If the increase in low cost valuation it has yet to encourage owners to list lower priced properties.  Zillow report that inventory shortages ‘are particularly acute among typical entry-level starter homes in the bottom tier of homes by home value. This supply tightness at the lower end of the market will continue to impact first-time home buyers and others trying to buy a lower-priced home, although we expect this tightness to loosen over the next year as those homes continue to gain equity.’

There are some areas where bottom tier homes are more readily available. The share of homes available for sale in the bottom tier is 35 percent or higher in San Jose (46 percent), San Francisco (41 percent), Seattle (38 percent), New York (38 percent), Philadelphia (36 percent), Baltimore (36 percent), Boston (35 percent), and Washington, DC (35 percent).

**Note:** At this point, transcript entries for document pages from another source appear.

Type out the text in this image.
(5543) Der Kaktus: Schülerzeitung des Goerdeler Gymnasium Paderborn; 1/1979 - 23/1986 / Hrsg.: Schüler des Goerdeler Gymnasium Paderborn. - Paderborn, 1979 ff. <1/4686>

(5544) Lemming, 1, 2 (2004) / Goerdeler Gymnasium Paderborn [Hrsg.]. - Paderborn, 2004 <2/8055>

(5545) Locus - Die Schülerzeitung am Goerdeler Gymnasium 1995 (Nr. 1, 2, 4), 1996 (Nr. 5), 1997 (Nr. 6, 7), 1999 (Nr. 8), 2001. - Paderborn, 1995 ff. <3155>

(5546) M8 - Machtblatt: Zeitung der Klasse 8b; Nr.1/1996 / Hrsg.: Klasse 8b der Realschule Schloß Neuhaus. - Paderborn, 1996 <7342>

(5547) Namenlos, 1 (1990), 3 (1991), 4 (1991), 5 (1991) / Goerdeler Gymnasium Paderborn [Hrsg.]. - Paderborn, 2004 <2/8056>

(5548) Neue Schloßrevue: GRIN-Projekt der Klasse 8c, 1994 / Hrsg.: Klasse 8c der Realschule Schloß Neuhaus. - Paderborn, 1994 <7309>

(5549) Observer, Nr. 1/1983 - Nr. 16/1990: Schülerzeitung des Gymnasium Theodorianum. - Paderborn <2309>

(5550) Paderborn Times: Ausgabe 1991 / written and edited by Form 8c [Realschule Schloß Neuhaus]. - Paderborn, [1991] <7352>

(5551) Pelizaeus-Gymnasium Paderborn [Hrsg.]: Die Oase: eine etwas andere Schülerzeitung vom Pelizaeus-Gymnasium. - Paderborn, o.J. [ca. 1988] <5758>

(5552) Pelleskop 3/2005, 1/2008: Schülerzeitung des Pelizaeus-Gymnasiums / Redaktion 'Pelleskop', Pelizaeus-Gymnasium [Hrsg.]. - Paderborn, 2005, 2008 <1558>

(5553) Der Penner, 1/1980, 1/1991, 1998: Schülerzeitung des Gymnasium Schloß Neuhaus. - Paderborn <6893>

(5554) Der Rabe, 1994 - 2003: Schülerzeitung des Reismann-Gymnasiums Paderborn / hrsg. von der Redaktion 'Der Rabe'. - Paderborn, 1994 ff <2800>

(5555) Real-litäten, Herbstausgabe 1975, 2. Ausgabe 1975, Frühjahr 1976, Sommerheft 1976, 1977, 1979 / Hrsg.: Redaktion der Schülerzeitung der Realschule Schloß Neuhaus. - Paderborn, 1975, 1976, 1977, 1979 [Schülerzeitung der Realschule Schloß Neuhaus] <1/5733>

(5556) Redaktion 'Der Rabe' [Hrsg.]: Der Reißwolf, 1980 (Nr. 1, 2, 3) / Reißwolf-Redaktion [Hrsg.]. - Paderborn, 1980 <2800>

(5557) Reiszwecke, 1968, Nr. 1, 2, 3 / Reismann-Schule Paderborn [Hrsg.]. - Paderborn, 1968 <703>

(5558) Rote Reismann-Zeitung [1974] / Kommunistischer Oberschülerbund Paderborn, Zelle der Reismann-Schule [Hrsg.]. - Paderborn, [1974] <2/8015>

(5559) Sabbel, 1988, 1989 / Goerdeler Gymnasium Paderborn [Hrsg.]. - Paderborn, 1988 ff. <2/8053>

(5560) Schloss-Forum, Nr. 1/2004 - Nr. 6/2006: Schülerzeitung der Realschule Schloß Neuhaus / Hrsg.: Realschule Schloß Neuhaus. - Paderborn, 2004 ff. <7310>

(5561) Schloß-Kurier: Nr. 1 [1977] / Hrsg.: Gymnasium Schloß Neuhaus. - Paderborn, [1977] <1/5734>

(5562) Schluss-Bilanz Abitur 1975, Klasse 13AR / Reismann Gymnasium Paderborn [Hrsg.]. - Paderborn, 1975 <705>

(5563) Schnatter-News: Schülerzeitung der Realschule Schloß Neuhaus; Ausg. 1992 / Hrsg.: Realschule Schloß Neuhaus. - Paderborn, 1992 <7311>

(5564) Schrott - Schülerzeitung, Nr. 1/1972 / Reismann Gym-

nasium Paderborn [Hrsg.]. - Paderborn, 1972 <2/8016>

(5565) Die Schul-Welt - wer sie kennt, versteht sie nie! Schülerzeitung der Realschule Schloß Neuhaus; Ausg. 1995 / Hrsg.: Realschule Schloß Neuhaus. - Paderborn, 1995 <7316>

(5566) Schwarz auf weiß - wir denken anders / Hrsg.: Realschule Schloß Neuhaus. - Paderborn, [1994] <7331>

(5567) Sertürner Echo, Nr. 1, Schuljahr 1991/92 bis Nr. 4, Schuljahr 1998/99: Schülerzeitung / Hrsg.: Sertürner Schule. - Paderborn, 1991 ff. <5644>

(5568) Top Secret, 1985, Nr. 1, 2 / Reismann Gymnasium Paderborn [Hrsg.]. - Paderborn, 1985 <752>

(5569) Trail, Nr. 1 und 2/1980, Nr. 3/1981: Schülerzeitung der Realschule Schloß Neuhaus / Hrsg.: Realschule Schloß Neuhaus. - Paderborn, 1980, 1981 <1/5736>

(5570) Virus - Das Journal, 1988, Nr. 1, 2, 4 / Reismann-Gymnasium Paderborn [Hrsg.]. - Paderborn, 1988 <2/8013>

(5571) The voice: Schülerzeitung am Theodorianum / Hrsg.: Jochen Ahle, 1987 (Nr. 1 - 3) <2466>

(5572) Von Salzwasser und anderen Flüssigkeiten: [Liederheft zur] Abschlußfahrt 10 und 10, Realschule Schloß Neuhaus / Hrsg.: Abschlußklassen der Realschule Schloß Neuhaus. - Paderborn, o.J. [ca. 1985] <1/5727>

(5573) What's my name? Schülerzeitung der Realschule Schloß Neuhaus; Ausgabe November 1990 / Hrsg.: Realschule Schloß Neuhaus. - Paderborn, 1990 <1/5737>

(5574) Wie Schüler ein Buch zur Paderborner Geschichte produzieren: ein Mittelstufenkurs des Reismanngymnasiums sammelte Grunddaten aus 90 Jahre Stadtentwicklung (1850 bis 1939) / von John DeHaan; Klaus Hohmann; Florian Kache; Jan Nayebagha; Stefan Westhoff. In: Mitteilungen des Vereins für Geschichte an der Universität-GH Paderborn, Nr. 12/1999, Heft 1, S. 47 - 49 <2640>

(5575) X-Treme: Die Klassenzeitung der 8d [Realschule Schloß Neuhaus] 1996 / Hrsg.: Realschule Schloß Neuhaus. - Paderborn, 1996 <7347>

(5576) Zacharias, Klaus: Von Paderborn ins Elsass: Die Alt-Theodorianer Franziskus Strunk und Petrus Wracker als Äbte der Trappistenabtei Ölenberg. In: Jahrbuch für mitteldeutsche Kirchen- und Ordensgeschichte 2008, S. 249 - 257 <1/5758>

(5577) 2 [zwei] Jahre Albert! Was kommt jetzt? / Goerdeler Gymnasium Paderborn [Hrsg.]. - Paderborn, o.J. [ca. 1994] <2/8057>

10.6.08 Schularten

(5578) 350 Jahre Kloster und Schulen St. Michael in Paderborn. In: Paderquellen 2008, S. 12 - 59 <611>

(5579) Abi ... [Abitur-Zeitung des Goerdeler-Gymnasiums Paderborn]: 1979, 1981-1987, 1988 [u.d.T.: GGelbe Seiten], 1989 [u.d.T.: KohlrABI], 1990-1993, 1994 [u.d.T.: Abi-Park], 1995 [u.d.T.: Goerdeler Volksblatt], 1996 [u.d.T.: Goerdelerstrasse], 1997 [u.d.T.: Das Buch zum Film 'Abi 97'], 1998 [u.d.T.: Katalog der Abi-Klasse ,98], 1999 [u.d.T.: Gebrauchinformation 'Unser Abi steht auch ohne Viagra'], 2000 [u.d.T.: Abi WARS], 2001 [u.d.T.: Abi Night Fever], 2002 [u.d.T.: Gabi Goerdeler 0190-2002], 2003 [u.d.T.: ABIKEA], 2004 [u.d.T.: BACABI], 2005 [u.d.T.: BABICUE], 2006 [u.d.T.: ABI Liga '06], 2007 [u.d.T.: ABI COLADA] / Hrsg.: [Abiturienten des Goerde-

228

To add some more data to the discussion, we accessed current data from RealEstate Business Intelligence, derived from the MRIS MLS, the nation’s largest. It’s in the Mid-Atlantic and covers Baltimore and Washington markets.

 

 

 

 

 

 

Here are my findings from current MLS in inventory and sold and list price data:

There is no serious shortage today among low and mid-level listings.  On the other hand there is no new influx; levels ae about the same as a year ago.  Listings under $200,000 make up about 24% of current listing inventory, which is 11.5% higher than a year ago.  However December generally is a time of low inventories and in actual numbers, the region as a whole is down 5000 listings from a year ago.

That there is no shortage or surplus in December is relatively meaningless since it’s too early to catch the spring season run up.

Prices have barely budged from ten years ago among homes less than $250,000.  In fact, over ten years they have declined more than 4% for those under $50,000.  Other tiers between $50,000 and $250,000 have increased 0.1 and 1.6% over the total ten years.  For the MLS as a whole all homes appreciated 26% over the past decade.

These data clearly supports Black Knight over Zillow.

Lower tiered homes are not leading the price recovery.  There has been no net gain in prices for homes priced under $250,000 over the past year; none of the tiers rose as much as 1% and two recorded declines.

Again, this favors Black Knight over Zillow.

Our experiment certainly has not settled the question.  First, these data are from one only region.  Second, the kind of price increases described by Zillow’s valuation tool may be forward looking and not found in the sold data that Black Knight uses—and trails the actual transaction by months.

As the spring season nears and launches, by keeping a close eye on the lower tier inventories will you’ll be able to tell if the high hopes many have for a breakthrough year are going to come true.